Pioneer Institute welcomes the news that the MBTA will not renew its contract with problem-plagued commuter rail operator Keolis Commuter Services when the term ends in 2022. If the MBTA can put an effective bidding process into place for the next contract, this is a positive development for the hundred thousand-plus riders who depend on the system every day.
Since 2013, Pioneer Institute has published a steady stream of research, op-eds, blog commentary, and media appearances critical of Keolis’ performance, and calling for greater penalties for lack of performance and even re-opening the current contract. Increasingly frequent cancellations have incurred a reported $14 million in fines over the past two years, many of which have been forgiven by the MBTA, and the system has been hampered by insufficient staffing, defective equipment, and train shortages. While Pioneer, too, is impatient to see Keolis’ service improve, the Institute also opposed the MBTA’s decision to waive fines and pay the vendor an additional $66 million, on top of its $2.68 billion contract.

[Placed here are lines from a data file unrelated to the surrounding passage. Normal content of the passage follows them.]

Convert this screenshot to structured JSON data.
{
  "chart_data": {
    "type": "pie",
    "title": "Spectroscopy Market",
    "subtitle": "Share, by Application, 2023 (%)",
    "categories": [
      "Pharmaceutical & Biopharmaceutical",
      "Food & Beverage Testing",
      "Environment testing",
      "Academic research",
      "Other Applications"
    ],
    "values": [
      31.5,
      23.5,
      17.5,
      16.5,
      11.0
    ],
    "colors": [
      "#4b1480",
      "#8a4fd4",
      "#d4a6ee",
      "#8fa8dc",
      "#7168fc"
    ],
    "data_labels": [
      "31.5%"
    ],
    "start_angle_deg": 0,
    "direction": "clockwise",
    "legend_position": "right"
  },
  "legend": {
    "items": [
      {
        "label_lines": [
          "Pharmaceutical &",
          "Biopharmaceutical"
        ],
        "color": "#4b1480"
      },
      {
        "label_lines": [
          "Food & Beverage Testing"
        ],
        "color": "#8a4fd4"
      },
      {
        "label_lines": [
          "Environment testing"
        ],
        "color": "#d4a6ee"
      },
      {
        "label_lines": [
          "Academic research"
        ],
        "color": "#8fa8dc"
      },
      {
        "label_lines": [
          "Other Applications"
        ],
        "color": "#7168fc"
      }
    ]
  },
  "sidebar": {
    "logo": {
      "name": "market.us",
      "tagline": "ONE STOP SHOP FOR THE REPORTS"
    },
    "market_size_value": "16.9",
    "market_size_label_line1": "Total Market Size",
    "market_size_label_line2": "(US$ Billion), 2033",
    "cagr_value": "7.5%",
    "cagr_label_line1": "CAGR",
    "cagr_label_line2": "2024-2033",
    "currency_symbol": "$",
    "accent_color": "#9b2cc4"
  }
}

We are guided by a basic premise: when procuring a public service through a private contractor, the terms of the contract must be enforced – or the public suffers.
Two years ago, Pioneer Institute proposed a comprehensive fix for the MBTA, which included the establishment of a control board, and other powers. In that document, and before, Pioneer is on the record repeatedly (1) questioning the procurement process which ultimately led to only two commuter rail bidders and (2) calling for the penalty provisions of the contract to be consistently enforced.
We applaud this decision and look forward to pressing for the kind of open procurements that will attract more high-quality bidders, as well as providing insights on the type of contract that might actively promote higher quality service and the modernization of commuter rail systems, vehicles, and infrastructure.